Hi, my name is Karolainy Sandes, I’m Brazilian, I’m 25 years old and I’m pregnant. Being a mother was never in my plans, but I got pregnant in 2022, which was a shock to me.
I never had contact with babies or children, because I never liked that world. Baby showers, coming out showers and visiting newborn babies’ homes have never appealed to me. Based on all my history of rejecting motherhood, it was only to be expected my despair when I learned that I was now part of my worst nightmare.
Going through the whole process of acceptance and development of motherhood away from my family and only with the support of my husband and a few friends was not easy. The days dragged on, the crying was constant and the feeling of death was evident. I cried in mourning the old me that I knew was dying, while generating a new life in my womb and a new mother in my soul.

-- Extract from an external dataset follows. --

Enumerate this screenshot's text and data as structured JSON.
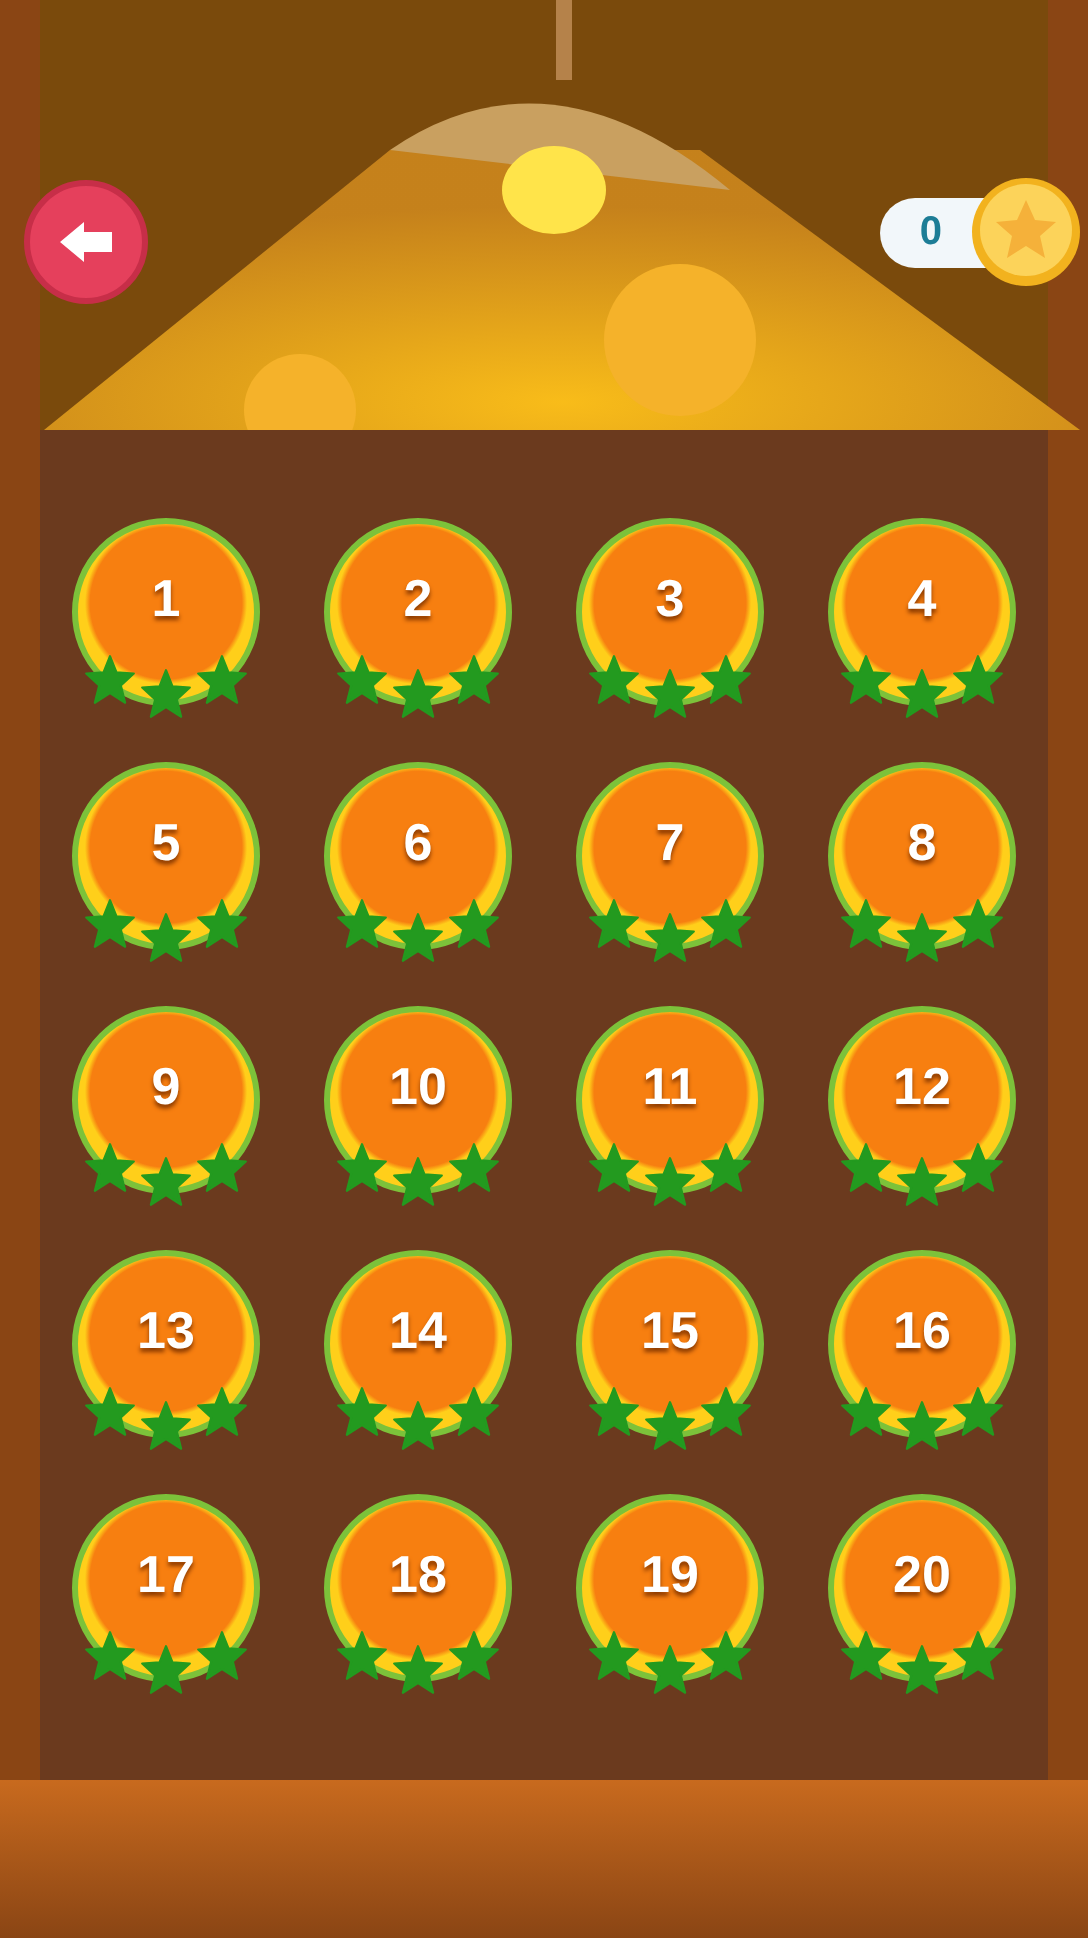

At the end of my pregnancy at 37 weeks, I became certain of the saying “a baby is born, a mother is born”. These 9 months of pregnancy were necessary for me to accept and gradually change my concepts, my attitudes and behavior towards pregnancy and the baby.
Two big milestones in pregnancy are when you find out you’re pregnant and when you have your baby. I overcame that first big milestone and now I’m about to live the second. Childbirth, changing diapers, breastfeeding, bathing, etc. are things I’ve never done. I feel like I’m on the edge of a cliff where I jump off it and I’m happy about it.